[Patch v2 1/2] PCI: hv: Fix a race condition when removing the device

From: longli
Date: Thu Apr 22 2021 - 01:46:04 EST


From: Long Li <longli@xxxxxxxxxxxxx>

On removing the device, any work item (hv_pci_devices_present() or
hv_pci_eject_device()) scheduled on workqueue hbus->wq may still be running
and race with hv_pci_remove().

This can happen because the host may send PCI_EJECT or PCI_BUS_RELATIONS(2)
and decide to rescind the channel immediately after that.

Fix this by flushing/stopping the workqueue of hbus before doing hbus remove.

Signed-off-by: Long Li <longli@xxxxxxxxxxxxx>
---

Change in v2: Remove unused bus state hv_pcibus_removed

drivers/pci/controller/pci-hyperv.c | 13 ++++++++++---
1 file changed, 10 insertions(+), 3 deletions(-)

diff --git a/drivers/pci/controller/pci-hyperv.c b/drivers/pci/controller/pci-hyperv.c
index 27a17a1e4a7c..fc948a2ed703 100644
--- a/drivers/pci/controller/pci-hyperv.c
+++ b/drivers/pci/controller/pci-hyperv.c
@@ -444,7 +444,6 @@ enum hv_pcibus_state {
hv_pcibus_probed,
hv_pcibus_installed,
hv_pcibus_removing,
- hv_pcibus_removed,
hv_pcibus_maximum
};

@@ -3305,13 +3304,22 @@ static int hv_pci_remove(struct hv_device *hdev)

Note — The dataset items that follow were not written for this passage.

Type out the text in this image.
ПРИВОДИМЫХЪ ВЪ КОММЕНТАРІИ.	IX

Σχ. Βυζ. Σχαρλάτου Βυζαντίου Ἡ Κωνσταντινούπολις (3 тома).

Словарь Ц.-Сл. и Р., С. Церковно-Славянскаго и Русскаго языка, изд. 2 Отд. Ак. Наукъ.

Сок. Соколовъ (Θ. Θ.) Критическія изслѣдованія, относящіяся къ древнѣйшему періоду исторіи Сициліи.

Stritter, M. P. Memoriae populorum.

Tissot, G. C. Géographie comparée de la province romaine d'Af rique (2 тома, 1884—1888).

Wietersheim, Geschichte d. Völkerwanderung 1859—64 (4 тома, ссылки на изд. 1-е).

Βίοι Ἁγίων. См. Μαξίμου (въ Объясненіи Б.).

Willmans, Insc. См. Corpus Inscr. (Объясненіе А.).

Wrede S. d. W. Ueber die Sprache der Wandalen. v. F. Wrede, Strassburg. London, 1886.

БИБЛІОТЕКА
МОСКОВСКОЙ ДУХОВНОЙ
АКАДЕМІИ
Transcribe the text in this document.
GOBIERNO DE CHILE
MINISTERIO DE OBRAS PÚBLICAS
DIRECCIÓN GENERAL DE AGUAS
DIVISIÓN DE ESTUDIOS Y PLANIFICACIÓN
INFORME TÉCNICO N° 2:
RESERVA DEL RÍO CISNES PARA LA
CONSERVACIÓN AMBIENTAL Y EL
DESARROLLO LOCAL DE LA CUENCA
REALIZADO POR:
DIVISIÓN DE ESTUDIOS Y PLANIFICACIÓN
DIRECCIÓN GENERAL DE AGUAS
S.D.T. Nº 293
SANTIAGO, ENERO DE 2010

hbus = hv_get_drvdata(hdev);
if (hbus->state == hv_pcibus_installed) {
+ tasklet_disable(&hdev->channel->callback_event);
+ hbus->state = hv_pcibus_removing;
+ tasklet_enable(&hdev->channel->callback_event);
+ destroy_workqueue(hbus->wq);
+ /*
+ * At this point, no work is running or can be scheduled
+ * on hbus-wq. We can't race with hv_pci_devices_present()
+ * or hv_pci_eject_device(), it's safe to proceed.
+ */
+
/* Remove the bus from PCI's point of view. */
pci_lock_rescan_remove();
pci_stop_root_bus(hbus->pci_bus);
hv_pci_remove_slots(hbus);
pci_remove_root_bus(hbus->pci_bus);
pci_unlock_rescan_remove();
- hbus->state = hv_pcibus_removed;
}

ret = hv_pci_bus_exit(hdev, false);
@@ -3326,7 +3334,6 @@ static int hv_pci_remove(struct hv_device *hdev)
irq_domain_free_fwnode(hbus->sysdata.fwnode);
put_hvpcibus(hbus);
wait_for_completion(&hbus->remove_event);
- destroy_workqueue(hbus->wq);

hv_put_dom_num(hbus->sysdata.domain);

--
2.27.0